Selbsthilfegruppe: Trotz Sehbehinderung mit Lebensfreude den Alltag meistern

Selbsthilfegruppe : Trotz Sehbehinderung mit Lebensfreude den Alltag meistern

Der Blinden- und Sehbehindertenverein für das Saarland unterstützt seit 90 Jahren alle, die blind oder sehbehindert sind, bei alltäglichen Aufgaben.

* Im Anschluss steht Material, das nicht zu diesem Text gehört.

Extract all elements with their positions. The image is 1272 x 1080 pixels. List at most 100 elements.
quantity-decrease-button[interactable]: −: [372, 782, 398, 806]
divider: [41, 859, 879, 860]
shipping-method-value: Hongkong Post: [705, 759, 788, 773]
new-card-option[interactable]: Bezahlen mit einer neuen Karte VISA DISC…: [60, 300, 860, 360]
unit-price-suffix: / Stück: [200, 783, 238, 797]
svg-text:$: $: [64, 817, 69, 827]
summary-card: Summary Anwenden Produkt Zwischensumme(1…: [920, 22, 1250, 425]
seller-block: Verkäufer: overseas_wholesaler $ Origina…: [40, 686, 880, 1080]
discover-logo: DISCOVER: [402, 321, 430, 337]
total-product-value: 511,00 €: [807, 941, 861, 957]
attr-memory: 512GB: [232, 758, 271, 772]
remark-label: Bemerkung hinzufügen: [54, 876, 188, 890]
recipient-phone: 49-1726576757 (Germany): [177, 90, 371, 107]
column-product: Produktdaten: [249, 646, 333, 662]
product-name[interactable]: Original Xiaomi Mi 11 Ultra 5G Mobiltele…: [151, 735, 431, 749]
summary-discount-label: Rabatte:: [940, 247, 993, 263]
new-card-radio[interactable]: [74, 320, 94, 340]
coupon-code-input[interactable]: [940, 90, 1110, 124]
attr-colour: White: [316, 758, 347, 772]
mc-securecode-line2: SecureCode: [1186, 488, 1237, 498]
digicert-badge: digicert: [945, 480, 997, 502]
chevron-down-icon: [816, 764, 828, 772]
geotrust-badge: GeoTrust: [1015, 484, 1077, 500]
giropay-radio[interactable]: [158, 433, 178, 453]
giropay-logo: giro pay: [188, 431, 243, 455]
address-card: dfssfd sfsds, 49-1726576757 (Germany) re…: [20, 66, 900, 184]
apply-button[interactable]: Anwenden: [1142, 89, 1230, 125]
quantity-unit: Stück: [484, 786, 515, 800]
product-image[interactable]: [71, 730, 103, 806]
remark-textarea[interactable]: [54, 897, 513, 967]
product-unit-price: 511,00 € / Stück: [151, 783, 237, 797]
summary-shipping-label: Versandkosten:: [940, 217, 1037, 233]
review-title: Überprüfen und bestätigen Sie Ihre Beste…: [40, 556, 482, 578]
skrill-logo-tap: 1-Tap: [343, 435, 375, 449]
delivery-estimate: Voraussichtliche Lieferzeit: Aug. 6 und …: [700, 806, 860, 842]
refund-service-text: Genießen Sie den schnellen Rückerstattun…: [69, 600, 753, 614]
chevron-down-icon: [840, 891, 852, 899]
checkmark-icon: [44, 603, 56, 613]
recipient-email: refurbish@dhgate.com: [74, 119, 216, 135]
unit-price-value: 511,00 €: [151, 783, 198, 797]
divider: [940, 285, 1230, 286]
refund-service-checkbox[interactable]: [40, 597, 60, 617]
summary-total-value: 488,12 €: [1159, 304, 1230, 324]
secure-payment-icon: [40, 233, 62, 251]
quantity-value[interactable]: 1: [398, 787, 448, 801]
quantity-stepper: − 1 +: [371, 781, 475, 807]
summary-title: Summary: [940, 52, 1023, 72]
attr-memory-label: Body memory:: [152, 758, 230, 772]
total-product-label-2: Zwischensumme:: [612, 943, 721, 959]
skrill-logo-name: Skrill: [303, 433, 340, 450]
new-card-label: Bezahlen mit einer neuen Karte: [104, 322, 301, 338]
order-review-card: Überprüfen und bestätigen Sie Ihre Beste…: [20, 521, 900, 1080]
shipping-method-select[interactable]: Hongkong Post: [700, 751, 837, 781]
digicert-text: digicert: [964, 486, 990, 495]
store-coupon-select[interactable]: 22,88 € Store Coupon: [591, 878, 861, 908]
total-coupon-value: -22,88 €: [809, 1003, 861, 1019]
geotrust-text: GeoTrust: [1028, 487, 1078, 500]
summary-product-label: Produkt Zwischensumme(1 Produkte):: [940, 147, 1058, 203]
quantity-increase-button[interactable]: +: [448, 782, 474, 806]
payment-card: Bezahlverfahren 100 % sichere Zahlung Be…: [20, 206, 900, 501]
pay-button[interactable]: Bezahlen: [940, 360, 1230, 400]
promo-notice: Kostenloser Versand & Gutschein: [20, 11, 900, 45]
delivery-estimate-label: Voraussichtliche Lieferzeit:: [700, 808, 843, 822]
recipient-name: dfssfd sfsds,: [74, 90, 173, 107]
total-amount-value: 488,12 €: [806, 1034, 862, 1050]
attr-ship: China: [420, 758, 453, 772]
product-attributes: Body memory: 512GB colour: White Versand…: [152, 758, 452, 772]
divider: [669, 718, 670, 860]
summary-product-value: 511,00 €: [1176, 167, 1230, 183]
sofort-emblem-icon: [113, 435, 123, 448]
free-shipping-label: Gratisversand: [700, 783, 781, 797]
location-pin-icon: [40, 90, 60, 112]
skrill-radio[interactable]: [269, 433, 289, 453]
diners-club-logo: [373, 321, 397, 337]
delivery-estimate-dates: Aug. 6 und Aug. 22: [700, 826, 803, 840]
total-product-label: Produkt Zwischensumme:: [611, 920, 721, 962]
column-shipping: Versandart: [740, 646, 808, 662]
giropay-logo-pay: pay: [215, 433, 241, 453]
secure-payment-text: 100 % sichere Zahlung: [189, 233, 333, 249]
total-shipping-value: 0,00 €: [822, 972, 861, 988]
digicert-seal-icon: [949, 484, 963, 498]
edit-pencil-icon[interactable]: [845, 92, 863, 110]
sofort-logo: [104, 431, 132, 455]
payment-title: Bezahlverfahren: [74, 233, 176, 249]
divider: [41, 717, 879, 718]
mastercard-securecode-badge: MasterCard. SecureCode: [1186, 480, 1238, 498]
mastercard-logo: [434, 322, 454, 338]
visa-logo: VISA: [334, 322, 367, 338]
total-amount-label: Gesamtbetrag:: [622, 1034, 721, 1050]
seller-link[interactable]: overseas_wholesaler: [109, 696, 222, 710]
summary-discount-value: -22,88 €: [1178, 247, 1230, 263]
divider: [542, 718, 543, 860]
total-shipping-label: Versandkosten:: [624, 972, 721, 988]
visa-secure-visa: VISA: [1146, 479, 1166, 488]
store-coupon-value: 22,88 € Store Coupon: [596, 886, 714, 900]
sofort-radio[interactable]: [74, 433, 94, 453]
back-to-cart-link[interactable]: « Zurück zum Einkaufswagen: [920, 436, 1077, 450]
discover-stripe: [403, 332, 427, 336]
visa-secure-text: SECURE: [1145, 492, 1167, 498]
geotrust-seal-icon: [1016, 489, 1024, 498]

Wenn das Augenlicht schwindet und alltägliche Handgriffe eine große Herausforderung darstellen, dann ist guter Rat teuer. Den bietet der vor etwa 90 Jahren gegründete Blinden- und Sehbehindertenverein für das Saarland (kurz: BSV-Saar). In die drei Bezirksgruppen Saarbrücken, Saarlouis und Neunkirchen eingeteilt, ist der Verein allen eine Hilfe, die selbst blind oder sehbehindert sind. Aber auch Angehörige und Freunde eines Betroffenen können sich mit ihren Fragen an den Verein wenden. Berater wie Martin Linsmann oder Silvia Hame zählen selbst zu den Betroffenen. Trotz Sehbehinderung meistern beide privat wie beruflich problemlos und mit viel Lebensfreude ihren Alltag. Dabei greifen sie auch auf Hilfsmittel zurück, die ihnen das Leben erleichtern.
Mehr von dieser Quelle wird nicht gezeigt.